LAUSR

Single particle cryo-electron microscopy (cryoEM) is a swiftly growing method for understanding protein structure. With increasing demand for high-throughput, high-resolution cryoEM services comes greater demand for rapid and automated cryoEM grid and sample screening. During screening, optimal grids and sample conditions are identified for subsequent high-resolution data collection. Screening is a major bottleneck for new cryoEM projects because grids must be optimized over several factors, including grid type, grid hole size, sample concentration, buffer conditions, ice thickness, and particle behaviors. Even for mature projects, multiple grids are commonly screened to select a subset for high-resolution data collection. Here, machine learning and novel, purpose-built image processing and microscope-handling algorithms are incorporated into the automated data collection software, Leginon, to provide an open-source solution for fully automated, high-throughput grid screening. This new version, broadly called Smart Leginon, emulates the actions of an operator in identifying areas on the grid to explore as potentially useful for data collection.

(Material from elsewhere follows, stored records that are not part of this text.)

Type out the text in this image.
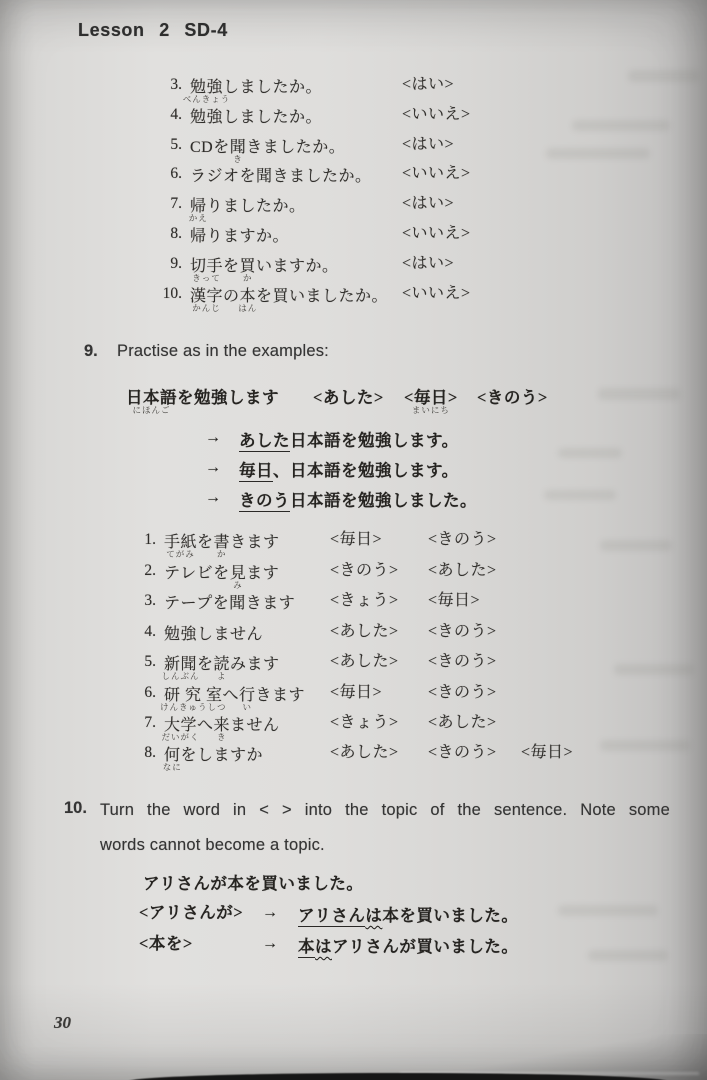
Lesson 2 SD-4
3. 勉強
べんきょう
しましたか。	<はい>
4. 勉強しましたか。	<いいえ>
5. CDを聞
き
きましたか。	<はい>
6. ラジオを聞きましたか。 <いいえ>
7. 帰
かえ
りましたか。	<はい>
8. 帰りますか。	<いいえ>
9. 切手
きって
を買
か
いますか。	<はい>
10. 漢字
かんじ
の本
はん
を買いましたか。 <いいえ>
9. Practise as in the examples:
日本語
にほんご
を勉強します <あした> <毎日
まいにち
> <きのう>
→ あした日本語を勉強します。
→ 毎日、日本語を勉強します。
→ きのう日本語を勉強しました。
1. 手紙
てがみ
を書
か
きます	<毎日>	<きのう>
2. テレビを見
み
ます	<きのう> <あした>
3. テープを聞きます <きょう> <毎日>
4. 勉強しません	<あした> <きのう>
5. 新聞
しんぶん
を読
よ
みます	<あした> <きのう>
6. 研 究 室
けんきゅうしつ
へ行
い
きます <毎日>	<きのう>
7. 大学
だいがく
へ来
き
ません	<きょう> <あした>
8. 何
なに
をしますか	<あした> <きのう> <毎日>
10. Turn the word in < > into the topic of the sentence. Note some
words cannot become a topic.
アリさんが本を買いました。
<アリさんが> → アリさんは本を買いました。
<本を>	→ 本はアリさんが買いました。
30
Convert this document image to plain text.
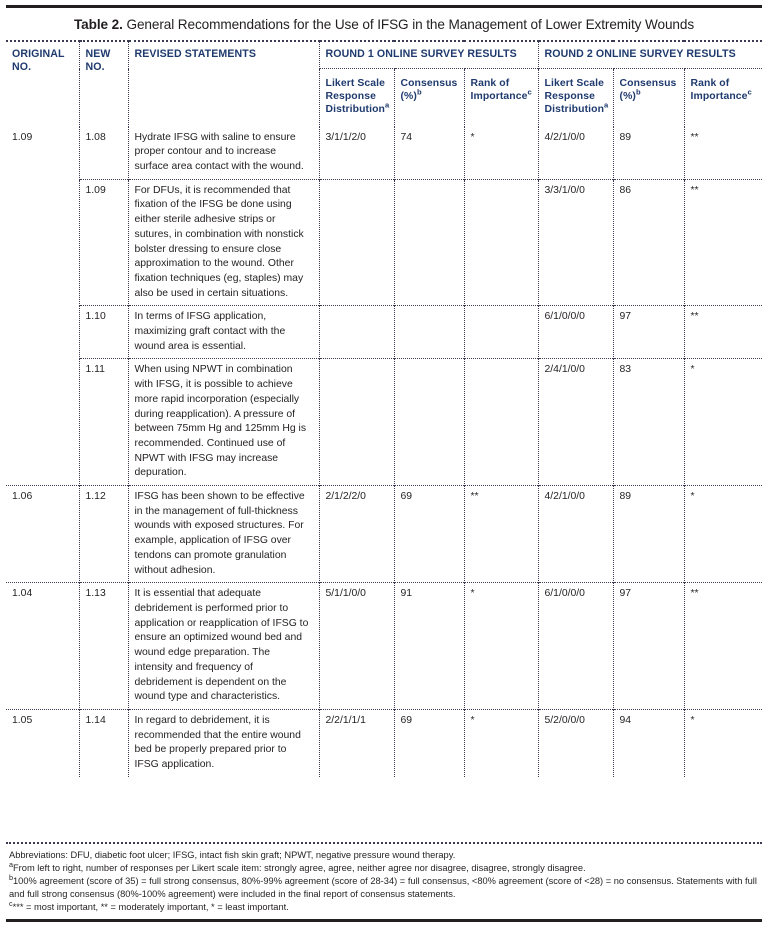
Table 2. General Recommendations for the Use of IFSG in the Management of Lower Extremity Wounds
ORIGINAL NO.	NEW NO.	REVISED STATEMENTS	ROUND 1 ONLINE SURVEY RESULTS			ROUND 2 ONLINE SURVEY RESULTS		
			Likert Scale Response Distribution$^a$	Consensus (%)$^b$	Rank of Importance$^c$	Likert Scale Response Distribution$^a$	Consensus (%)$^b$	Rank of Importance$^c$
1.09	1.08	Hydrate IFSG with saline to ensure proper contour and to increase surface area contact with the wound.	3/1/1/2/0	74	*	4/2/1/0/0	89	**
	1.09	For DFUs, it is recommended that fixation of the IFSG be done using either sterile adhesive strips or sutures, in combination with nonstick bolster dressing to ensure close approximation to the wound. Other fixation techniques (eg, staples) may also be used in certain situations.				3/3/1/0/0	86	**
	1.10	In terms of IFSG application, maximizing graft contact with the wound area is essential.				6/1/0/0/0	97	**
	1.11	When using NPWT in combination with IFSG, it is possible to achieve more rapid incorporation (especially during reapplication). A pressure of between 75mm Hg and 125mm Hg is recommended. Continued use of NPWT with IFSG may increase depuration.				2/4/1/0/0	83	*
1.06	1.12	IFSG has been shown to be effective in the management of full-thickness wounds with exposed structures. For example, application of IFSG over tendons can promote granulation without adhesion.	2/1/2/2/0	69	**	4/2/1/0/0	89	*
1.04	1.13	It is essential that adequate debridement is performed prior to application or reapplication of IFSG to ensure an optimized wound bed and wound edge preparation. The intensity and frequency of debridement is dependent on the wound type and characteristics.	5/1/1/0/0	91	*	6/1/0/0/0	97	**
1.05	1.14	In regard to debridement, it is recommended that the entire wound bed be properly prepared prior to IFSG application.	2/2/1/1/1	69	*	5/2/0/0/0	94	*

Abbreviations: DFU, diabetic foot ulcer; IFSG, intact fish skin graft; NPWT, negative pressure wound therapy.

$^a$From left to right, number of responses per Likert scale item: strongly agree, agree, neither agree nor disagree, disagree, strongly disagree.

$^b$100% agreement (score of 35) = full strong consensus, 80%-99% agreement (score of 28-34) = full consensus, <80% agreement (score of <28) = no consensus. Statements with full and full strong consensus (80%-100% agreement) were included in the final report of consensus statements.

$^c$*** = most important, ** = moderately important, * = least important.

Smart Leginon Autoscreen sequentially loads and examines grids from an automated specimen exchange system to provide completely unattended grid screening across a set of grids. Comparisons between a multi-grid Autoscreen session and conventional manual screening by five expert microscope operators are presented. On average, Autoscreen reduces operator time from ∼6 hours to <10 minutes and provides a comparable percentage of suitable images for evaluation as the best operator. Smart Leginon’s ability to target holes that are particularly difficult to identify is analyzed. Finally, Smart Leginon’s utility is illustrated with three real-world multi-grid user screening/collection sessions, demonstrating the efficiency and flexibility of the software package. Smart Leginon’s fully automated functionality significantly reduces the burden on operator screening time, improves the throughput of screening, and recovers idle microscope time, thereby improving availability of cryoEM services.